Using the first definition, we have a way in which $G$ acts on $X$, and it satisfies We know that $ex=x$ and $g(hx) = (gh)x$ for all $x\in X$ and $g,h\in G$. And we also have an action on $Y$ that satisfies $ey = y$ and $g(hy) = (gh)y$ for all $g,h\in G$, $y\in Y$.

To verify the defined function is an action on $X\times Y$, let $e$ be the identity and let $(x,y)\in X\times Y$. Then $\begin{align*} e(x,y) &= (ex,ey) &&\text{(by definition of the action)}\\ &= (x,y) &&\text{(since }G\text{ acts on }X\text{ and on }Y\text{)}. \end{align*}$ And if $(x,y)\in X\times Y$ and $g,h\in G$, then $\begin{align*} g(h(x,y)) &= g(hx,hy) &&\text{(by definition of the action)}\\ &= \Bigl(g(hx),g(hy)\Bigr) &&\text{(by definition of the action)}\\ &= \Bigl( (gh)x, (gh)y\Bigr) &&\text{(since }G\text{ acts on }X\text{ and on }Y\text{)}\\ &= (gh)\Bigl(x,y\Bigr) &&\text{(by definition of the action)} \end{align*}$ So $G$ acts on $X\times Y$ under the given definition.

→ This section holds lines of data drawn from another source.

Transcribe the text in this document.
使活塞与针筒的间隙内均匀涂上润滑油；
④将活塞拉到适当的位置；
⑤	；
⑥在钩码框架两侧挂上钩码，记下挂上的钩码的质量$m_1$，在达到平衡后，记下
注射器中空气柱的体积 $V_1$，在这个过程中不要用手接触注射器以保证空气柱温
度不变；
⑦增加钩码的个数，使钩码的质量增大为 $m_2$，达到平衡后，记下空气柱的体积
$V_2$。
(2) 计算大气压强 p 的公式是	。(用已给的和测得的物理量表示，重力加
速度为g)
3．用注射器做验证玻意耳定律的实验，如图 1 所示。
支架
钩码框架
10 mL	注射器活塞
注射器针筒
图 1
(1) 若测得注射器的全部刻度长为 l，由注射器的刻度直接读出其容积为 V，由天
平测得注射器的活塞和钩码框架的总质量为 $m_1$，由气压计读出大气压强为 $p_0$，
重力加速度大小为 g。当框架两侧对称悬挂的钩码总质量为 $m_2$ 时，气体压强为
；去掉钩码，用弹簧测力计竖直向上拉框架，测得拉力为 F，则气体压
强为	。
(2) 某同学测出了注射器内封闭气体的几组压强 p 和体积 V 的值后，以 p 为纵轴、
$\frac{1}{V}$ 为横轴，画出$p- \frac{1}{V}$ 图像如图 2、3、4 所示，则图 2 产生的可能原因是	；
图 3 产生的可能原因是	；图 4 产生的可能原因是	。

To use the second definition, note that there is a natural homomorphism $S_X\times S_Y$ to $S_{X\times Y}$: given $(\sigma,\tau)\in S_X\times S_Y$, we let $(\sigma,\tau)(x,y) = (\sigma(x),\tau(y))$. Verifying that this is an element of $S_{X\times Y}$ follows by noting that $(\sigma^{-1},\tau^{-1})$ is a two-sided inverse. Verifying that this map is a group homomorphism amounts to the same verification as done above for the second property of an action. So we have $\varphi\colon G\to S_X$, and $\psi\colon G\to S_Y$. These two maps automatically give us a homomorphism $\varphi\times\psi\colon G\to S_X\times S_Y$, and composing with the embedding $S_X\times S_Y\hookrightarrow S_{X\times Y}$ we get a homomorphism $G\to S_{X\times Y}$; if you trace the functions, you will find the action this homomorphism defines is precisely $g(x,y) = (gx,gy)$.